TİMETÜRK / Umut İslam Ayar
ABD’de gerçekleşecek seçim önce Cumhuriyetçi kanat Mitt Roomney ve Obama arasında atışmalar tüm hızıyla devam ediyor. ABD’nin bundan sonraki pozisyonunu büyük oranda etkileyecek olan bu seçimde Obama’nın kazanmasına kesin gözüyle bakılıyor fakat, sonucun ne olacağı konusunda net bir kanaat oluşmuş değil.
Seçim kampanyasının başından bu yana Obama’ya dış politika eksenli sert eleştiriler yönelten Roomney’in etki alanı Aziz Nesin tarzı ‘Ülkenin %47 ‘si aptal’ yorumu ile bir hayli düşüşe uğradı. Fakat, Hz. Muhammed’e hakaret filmine karşı Müslümanlar tarafından gerçekleştirilen protestolarda ABD büyükelçiliklerine saldırılar düzenlenmesi, Libya büyükelçisinin Kaddafi ‘ye benzer şekilde öldürülmesi Roomney’in dış politika eksenli eleştirilerini haklı çıkarır bir yansıması olduğunu söyleyebiliriz ABD toplumu için.

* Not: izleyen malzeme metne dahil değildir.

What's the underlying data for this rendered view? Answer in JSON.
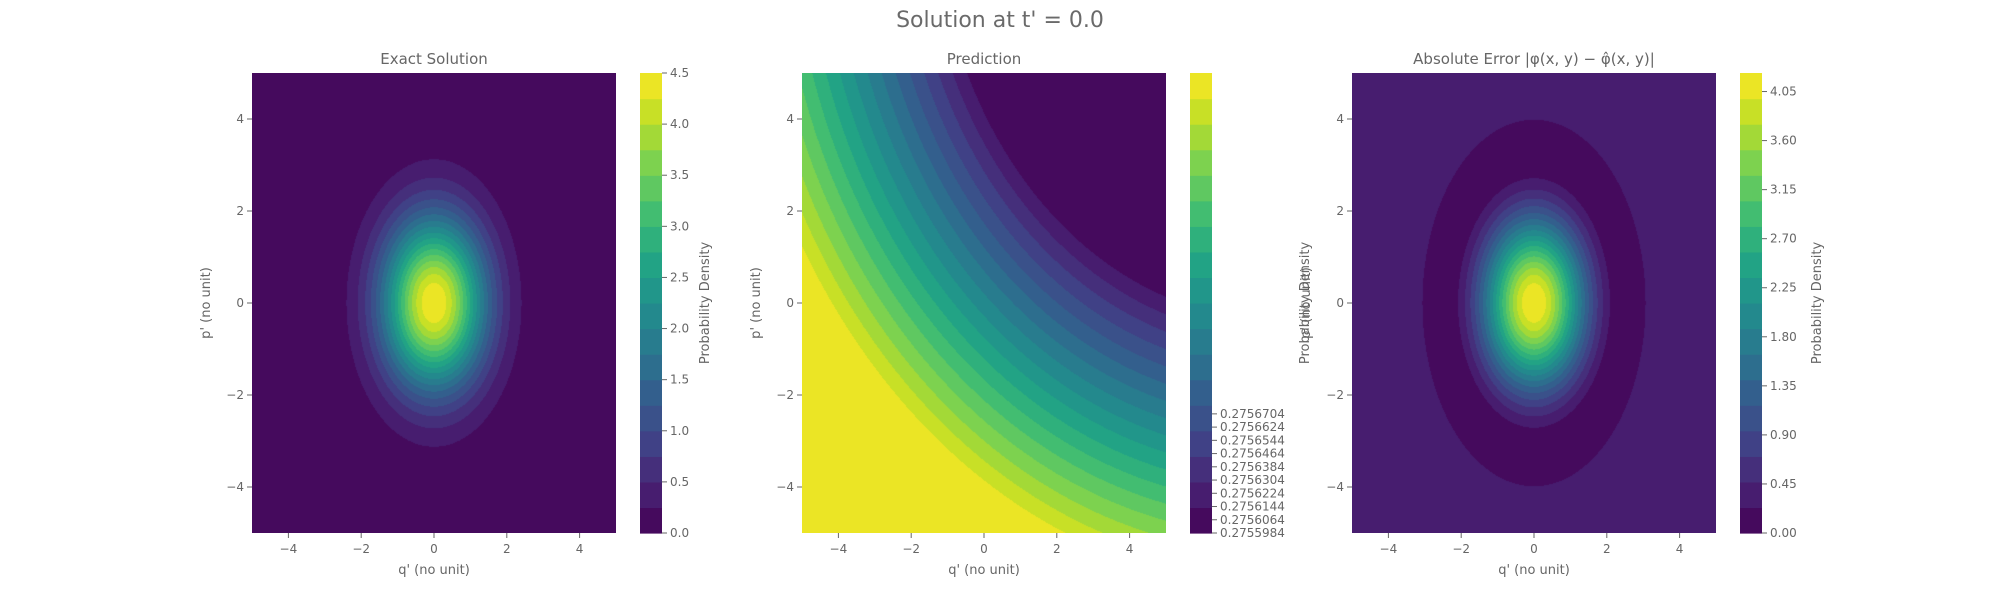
{
  "figure": {
    "suptitle": "Solution at t' = 0.0"
  },
  "chart_data": [
    {
      "type": "heatmap",
      "panel": "exact",
      "title": "Exact Solution",
      "xlabel": "q' (no unit)",
      "ylabel": "p' (no unit)",
      "xlim": [
        -5,
        5
      ],
      "ylim": [
        -5,
        5
      ],
      "xticks": [
        -4,
        -2,
        0,
        2,
        4
      ],
      "yticks": [
        -4,
        -2,
        0,
        2,
        4
      ],
      "xtick_labels": [
        "−4",
        "−2",
        "0",
        "2",
        "4"
      ],
      "ytick_labels": [
        "−4",
        "−2",
        "0",
        "2",
        "4"
      ],
      "colormap": "viridis",
      "field": {
        "kind": "gaussian",
        "center": [
          0,
          0
        ],
        "sigma_q": 1.0,
        "sigma_p": 1.3,
        "peak": 4.5
      },
      "colorbar": {
        "label": "Probability Density",
        "range": [
          0.0,
          4.5
        ],
        "ticks": [
          0.0,
          0.5,
          1.0,
          1.5,
          2.0,
          2.5,
          3.0,
          3.5,
          4.0,
          4.5
        ],
        "tick_labels": [
          "0.0",
          "0.5",
          "1.0",
          "1.5",
          "2.0",
          "2.5",
          "3.0",
          "3.5",
          "4.0",
          "4.5"
        ]
      }
    },
    {
      "type": "heatmap",
      "panel": "prediction",
      "title": "Prediction",
      "xlabel": "q' (no unit)",
      "ylabel": "p' (no unit)",
      "xlim": [
        -5,
        5
      ],
      "ylim": [
        -5,
        5
      ],
      "xticks": [
        -4,
        -2,
        0,
        2,
        4
      ],
      "yticks": [
        -4,
        -2,
        0,
        2,
        4
      ],
      "xtick_labels": [
        "−4",
        "−2",
        "0",
        "2",
        "4"
      ],
      "ytick_labels": [
        "−4",
        "−2",
        "0",
        "2",
        "4"
      ],
      "colormap": "viridis",
      "field": {
        "kind": "radial_from_corner",
        "origin": [
          8,
          9
        ],
        "near": 9.0,
        "far": 15.5
      },
      "colorbar": {
        "label": "Probability Density",
        "range": [
          0.2755984,
          0.2758764
        ],
        "ticks": [
          0.2755984,
          0.2756064,
          0.2756144,
          0.2756224,
          0.2756304,
          0.2756384,
          0.2756464,
          0.2756544,
          0.2756624,
          0.2756704
        ],
        "tick_labels": [
          "0.2755984",
          "0.2756064",
          "0.2756144",
          "0.2756224",
          "0.2756304",
          "0.2756384",
          "0.2756464",
          "0.2756544",
          "0.2756624",
          "0.2756704"
        ]
      }
    },
    {
      "type": "heatmap",
      "panel": "error",
      "title": "Absolute Error |φ(x, y) − φ̂(x, y)|",
      "xlabel": "q' (no unit)",
      "ylabel": "p' (no unit)",
      "xlim": [
        -5,
        5
      ],
      "ylim": [
        -5,
        5
      ],
      "xticks": [
        -4,
        -2,
        0,
        2,
        4
      ],
      "yticks": [
        -4,
        -2,
        0,
        2,
        4
      ],
      "xtick_labels": [
        "−4",
        "−2",
        "0",
        "2",
        "4"
      ],
      "ytick_labels": [
        "−4",
        "−2",
        "0",
        "2",
        "4"
      ],
      "colormap": "viridis",
      "field": {
        "kind": "abs_gaussian_minus_const",
        "center": [
          0,
          0
        ],
        "sigma_q": 1.0,
        "sigma_p": 1.3,
        "peak": 4.5,
        "offset": 0.2757
      },
      "colorbar": {
        "label": "Probability Density",
        "range": [
          0.0,
          4.22
        ],
        "ticks": [
          0.0,
          0.45,
          0.9,
          1.35,
          1.8,
          2.25,
          2.7,
          3.15,
          3.6,
          4.05
        ],
        "tick_labels": [
          "0.00",
          "0.45",
          "0.90",
          "1.35",
          "1.80",
          "2.25",
          "2.70",
          "3.15",
          "3.60",
          "4.05"
        ]
      }
    }
  ]
}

Obamaya yöneltilen eleştiriler genellikle; ABD’nin dış politikasının yaptırım gücünün azaldığı ve bölgede aktör olmaktan çıktığı şeklindeydi. Ayrıca Ortadoğu’da ki halk ayaklanmalarını desteklediği için bölgede İsrail’in konumunu tehlikeye attığı şeklinde eleştirilerde sık sık dillendirildi. İsrail’de devrimlerin başından beridir aynı tavır ve eleştiriler takındığını biliyoruz.
ABD’nin Ortadoğu ile böylesine yakın ilişkin kurması halk devrimlerini desteklemesi, elbette alışık olduğumuz bir durum değil! Yıllarca emperyalist amaçlar uğruna, işgal için girdiği topraklara artık “demokrasi” ve “insan hakları” söylemini merkeze alan yaklaşımını pragmatist olarak yorumlamak mümkün. ABD’nin bu pragmatist tavrı ciddi bir kafa karışıklığı oluşturdu özellikle Türkiyeli Müslümanlar arasında. Hatta bu kafa karışıklığı Ortadoğu’daki halk hareketlerini yorumlarken ciddi yanılgı ve tespitlerin ortaya çıkmasına neden oldu.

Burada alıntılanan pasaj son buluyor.